Although her party has neo-fascist roots, Meloni refuses to be labeled as far-right. She calls her party “traditionally conservative,” sharing values ​​with conservative parties in Israel, the UK and the US. This probably accuses more than it absolves. The name of the Brothers of Italy party which she co-founded in 2012 is taken from the Italian national anthem and the logo of its flag, the “tricolor flame”, is the symbol depicted on Mussolini’s tomb. “It is a mistake to call these movements ‘nationalist’, leading directly to the horrible history of fascism and Nazism. Something else is at work. Italians want a responsive government,” said John Farina, who teaches religious studies at George Mason University in Washington, DC.

Italy’s broken politics is the evil twin of its broken economy. Reconstruction in the years following World War II contributed to the boom of the Italian economy. It began to stagnate in the 1990s, and after the 2008 financial crisis, Italy’s negative growth led to lower living standards, worsening political instability. According to economist Eric Basmajian, “the current Italian crisis is a toxic cocktail of excessive indebtedness, political instability and poor demographics. Italy is short of people.

Italy’s labor force is shrinking. Low growth makes it harder for young people to advance their careers, buy a home, or start a family, leading to lower fertility rates, lower births, and plummeting births. Young men do not marry because jobs are hard to find.
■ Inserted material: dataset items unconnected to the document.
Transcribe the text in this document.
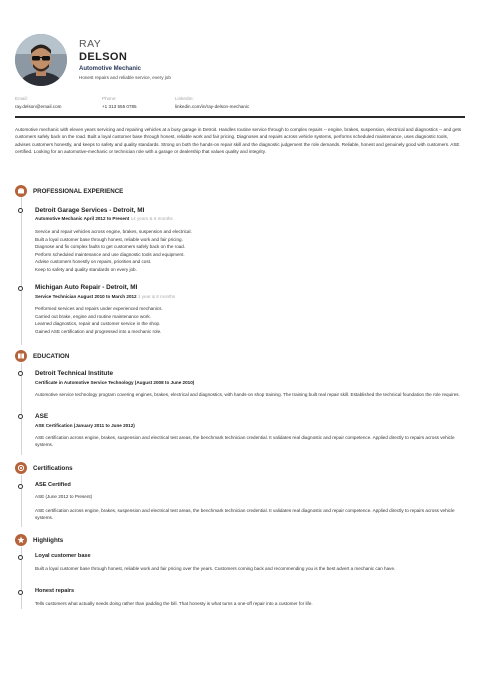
RAY
DELSON
Automotive Mechanic
Honest repairs and reliable service, every job
Email:
ray.delson@email.com
Phone:
+1 313 555 0785
LinkedIn:
linkedin.com/in/ray-delson-mechanic
Automotive mechanic with eleven years servicing and repairing vehicles at a busy garage in Detroit. Handles routine service through to complex repairs -- engine, brakes, suspension, electrical and diagnostics -- and gets customers safely back on the road. Built a loyal customer base through honest, reliable work and fair pricing. Diagnoses and repairs across vehicle systems, performs scheduled maintenance, uses diagnostic tools, advises customers honestly, and keeps to safety and quality standards. Strong on both the hands-on repair skill and the diagnostic judgement the role demands. Reliable, honest and genuinely good with customers. ASE certified. Looking for an automotive-mechanic or technician role with a garage or dealership that values quality and integrity.
PROFESSIONAL EXPERIENCE
Detroit Garage Services - Detroit, MI
Automotive Mechanic April 2012 to Present 14 years & 6 months
Service and repair vehicles across engine, brakes, suspension and electrical.
Built a loyal customer base through honest, reliable work and fair pricing.
Diagnose and fix complex faults to get customers safely back on the road.
Perform scheduled maintenance and use diagnostic tools and equipment.
Advise customers honestly on repairs, priorities and cost.
Keep to safety and quality standards on every job.
Michigan Auto Repair - Detroit, MI
Service Technician August 2010 to March 2012 1 year & 8 months
Performed services and repairs under experienced mechanics.
Carried out brake, engine and routine maintenance work.
Learned diagnostics, repair and customer service in the shop.
Gained ASE certification and progressed into a mechanic role.
EDUCATION
Detroit Technical Institute
Certificate in Automotive Service Technology (August 2008 to June 2010)
Automotive service technology program covering engines, brakes, electrical and diagnostics, with hands-on shop training. The training built real repair skill. Established the technical foundation the role requires.
ASE
ASE Certification (January 2011 to June 2012)
ASE certification across engine, brakes, suspension and electrical test areas, the benchmark technician credential. It validates real diagnostic and repair competence. Applied directly to repairs across vehicle systems.
Certifications
ASE Certified
ASE (June 2012 to Present)
ASE certification across engine, brakes, suspension and electrical test areas, the benchmark technician credential. It validates real diagnostic and repair competence. Applied directly to repairs across vehicle systems.
Highlights
Loyal customer base
Built a loyal customer base through honest, reliable work and fair pricing over the years. Customers coming back and recommending you is the best advert a mechanic can have.
Honest repairs
Tells customers what actually needs doing rather than padding the bill. That honesty is what turns a one-off repair into a customer for life.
Nearly 45% of them prefer to live with their mother.

In 2020, Meloni was elected chairman of the European conservative and reformist parties, comprising more than 40 ultraconservative political entities, including the Republican Party of the United States. She can galvanize the masses as she is a grassroots leader with far-right credentials. Fluency in English, French and Spanish allows it to spread its wings in Europe, strengthen ties in Hungary, Poland, Spain and France and form a bloc within the EU to challenge Brussels on issues related to democracy and the rule of law.

Those who know Meloni say power is unlikely to overpower her. Valerio Alfonso Bruno, who is writing a book on the Brothers in Italy, predicts trouble ahead. He expects Meloni and his international allies to create an illiberal Europe that deprives women, gays, immigrants and other minorities of their civil rights. For Europe, bastion of liberal democracy, it would be a disaster.